While details may of course vary from place to place, psychiatric day care should generally represent a treatment situation in which the day is fully programmed for the patients both individually and in groups, perhaps with a variety of programs for different clinical conditions. Inmost cases treatment is organized by a team of treatment personnel working together. Nurses and occupational therapists, often assisted by volunteers, usually form the basic team working directly with patients during the day, but appropriate input from Psychiatric social workers and psychologists is also essential in most cases. Psychiatrists should be involved either as direct team personnel or as consultants. In many cases the team leader is not necessarily a psychiatrist, although the contribution of a physician is normally desirable in some capacity. The staff, each contributing their special skills and expertise, should program the day for the patients in day care. Thus occupation, recreation and socialization throughout the time the patient spends at the day care centre are therapeutically organized by the staff in such a way that the patient obtains the maximum benefit from his or her time in the day care setting.
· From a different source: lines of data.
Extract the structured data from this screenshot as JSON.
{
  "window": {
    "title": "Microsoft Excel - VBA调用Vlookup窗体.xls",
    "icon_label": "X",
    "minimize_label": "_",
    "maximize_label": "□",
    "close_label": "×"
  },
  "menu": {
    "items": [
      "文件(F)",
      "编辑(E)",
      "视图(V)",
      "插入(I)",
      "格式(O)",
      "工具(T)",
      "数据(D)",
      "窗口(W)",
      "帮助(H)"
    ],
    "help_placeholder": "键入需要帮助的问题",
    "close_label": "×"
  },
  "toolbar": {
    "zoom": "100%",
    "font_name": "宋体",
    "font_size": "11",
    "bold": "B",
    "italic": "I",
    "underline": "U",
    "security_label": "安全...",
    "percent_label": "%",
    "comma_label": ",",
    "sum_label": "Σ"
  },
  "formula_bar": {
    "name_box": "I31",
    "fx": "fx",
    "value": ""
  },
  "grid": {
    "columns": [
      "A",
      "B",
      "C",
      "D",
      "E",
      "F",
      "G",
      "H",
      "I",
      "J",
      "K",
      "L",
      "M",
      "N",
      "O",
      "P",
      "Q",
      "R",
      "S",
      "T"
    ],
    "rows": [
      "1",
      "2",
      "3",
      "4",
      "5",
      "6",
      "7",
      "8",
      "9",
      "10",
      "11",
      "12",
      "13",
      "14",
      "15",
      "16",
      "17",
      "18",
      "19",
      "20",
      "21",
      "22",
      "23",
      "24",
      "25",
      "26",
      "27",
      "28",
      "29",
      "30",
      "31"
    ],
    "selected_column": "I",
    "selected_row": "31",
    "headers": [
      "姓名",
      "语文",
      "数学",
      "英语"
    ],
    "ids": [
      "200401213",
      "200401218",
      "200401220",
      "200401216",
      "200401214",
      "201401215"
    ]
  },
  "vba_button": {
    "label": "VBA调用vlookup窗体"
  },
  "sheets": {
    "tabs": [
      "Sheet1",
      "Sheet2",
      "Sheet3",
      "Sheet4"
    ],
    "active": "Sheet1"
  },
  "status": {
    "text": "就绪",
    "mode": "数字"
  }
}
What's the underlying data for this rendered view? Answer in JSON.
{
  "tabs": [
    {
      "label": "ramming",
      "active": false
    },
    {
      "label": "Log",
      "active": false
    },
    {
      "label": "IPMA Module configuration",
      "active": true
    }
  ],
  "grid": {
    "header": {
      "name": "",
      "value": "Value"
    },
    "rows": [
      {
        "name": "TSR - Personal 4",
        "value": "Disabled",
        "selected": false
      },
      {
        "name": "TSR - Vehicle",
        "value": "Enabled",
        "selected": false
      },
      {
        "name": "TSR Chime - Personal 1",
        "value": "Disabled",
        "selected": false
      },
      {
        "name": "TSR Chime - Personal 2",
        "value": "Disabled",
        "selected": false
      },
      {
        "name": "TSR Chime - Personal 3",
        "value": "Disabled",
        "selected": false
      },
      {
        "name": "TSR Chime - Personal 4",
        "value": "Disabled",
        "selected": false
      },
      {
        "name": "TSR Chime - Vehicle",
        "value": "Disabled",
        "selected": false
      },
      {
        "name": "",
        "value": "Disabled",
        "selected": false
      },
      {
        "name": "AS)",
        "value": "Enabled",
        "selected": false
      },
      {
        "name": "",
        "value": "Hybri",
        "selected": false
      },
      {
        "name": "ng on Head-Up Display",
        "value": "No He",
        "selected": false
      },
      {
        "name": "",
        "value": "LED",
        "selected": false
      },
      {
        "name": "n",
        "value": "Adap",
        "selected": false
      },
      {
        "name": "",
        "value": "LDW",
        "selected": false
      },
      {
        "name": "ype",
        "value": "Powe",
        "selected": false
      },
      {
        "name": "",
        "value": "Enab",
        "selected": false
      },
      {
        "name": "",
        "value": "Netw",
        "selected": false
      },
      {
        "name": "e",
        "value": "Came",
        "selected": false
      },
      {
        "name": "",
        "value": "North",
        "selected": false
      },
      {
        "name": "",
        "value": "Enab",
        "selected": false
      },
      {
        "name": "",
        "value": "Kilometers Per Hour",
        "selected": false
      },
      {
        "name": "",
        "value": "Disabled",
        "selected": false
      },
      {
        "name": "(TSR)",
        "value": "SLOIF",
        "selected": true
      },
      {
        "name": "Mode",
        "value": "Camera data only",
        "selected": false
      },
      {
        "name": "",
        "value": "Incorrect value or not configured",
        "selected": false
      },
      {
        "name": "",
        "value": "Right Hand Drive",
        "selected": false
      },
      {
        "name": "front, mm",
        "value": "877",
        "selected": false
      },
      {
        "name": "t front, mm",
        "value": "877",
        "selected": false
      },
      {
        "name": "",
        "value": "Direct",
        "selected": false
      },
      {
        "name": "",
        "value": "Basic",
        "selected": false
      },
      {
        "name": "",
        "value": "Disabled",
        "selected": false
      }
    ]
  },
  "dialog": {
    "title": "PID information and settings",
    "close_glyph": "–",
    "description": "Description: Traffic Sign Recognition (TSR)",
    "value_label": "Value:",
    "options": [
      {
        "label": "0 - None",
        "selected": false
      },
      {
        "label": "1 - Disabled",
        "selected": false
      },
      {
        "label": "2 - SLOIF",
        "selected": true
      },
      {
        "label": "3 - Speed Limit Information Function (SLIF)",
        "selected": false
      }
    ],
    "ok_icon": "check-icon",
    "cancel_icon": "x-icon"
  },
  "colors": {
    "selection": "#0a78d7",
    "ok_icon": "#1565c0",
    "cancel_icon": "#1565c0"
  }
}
While therapeutic philosophies vary in psychiatry as elsewhere in medicine, each psychiatric day care program should define what it is attempting to provide for the patients, both in groups and individually.


Scheduling of Day Care

Our typical day care programmes are as follows:
• 9 a.m. Patients check in and their attendance is recorded for administrative purposes.
• 9:15 a.m. Daily exercises or other appropriate fitness programme, followed by a break for conversation and general organizational discussion.
• 10 a.m. Patients meet in a large group to discuss day to day organizational matters and to work with the staff in planning activities for the day and future. Opportunity may arise here for discussing various real life situations, commenting on local and world events. The large group is an important area for placing patients in contact with the real world.
• 10:45 a.m. Break for refreshments.
• 11 a.m. To small group settings; in some cases to individual work with team members and psychiatrists.
• 12 noon. Lunch break. The lunch may be provided in various ways but it is desirable for patients to work on providing and preparing their own lunches whenever possible.
• 1-2 p.m. Rest period. Possibly with some organized recreational activity and another opportunity for individual work where necessary.
• 2-4 p.m. Occupational therapy of all types. Group outings, investigation of work situations and so on.
• 9) 4-4:30 p.m. A wrap p large group meeting to review day’s activities, future plans and special problems which have arisen both in the group and individually.
• 10) Leave for home while staff hold their own review and wrap up meeting to 5 p.m.
This is a typical program for Manashasthra Day Care.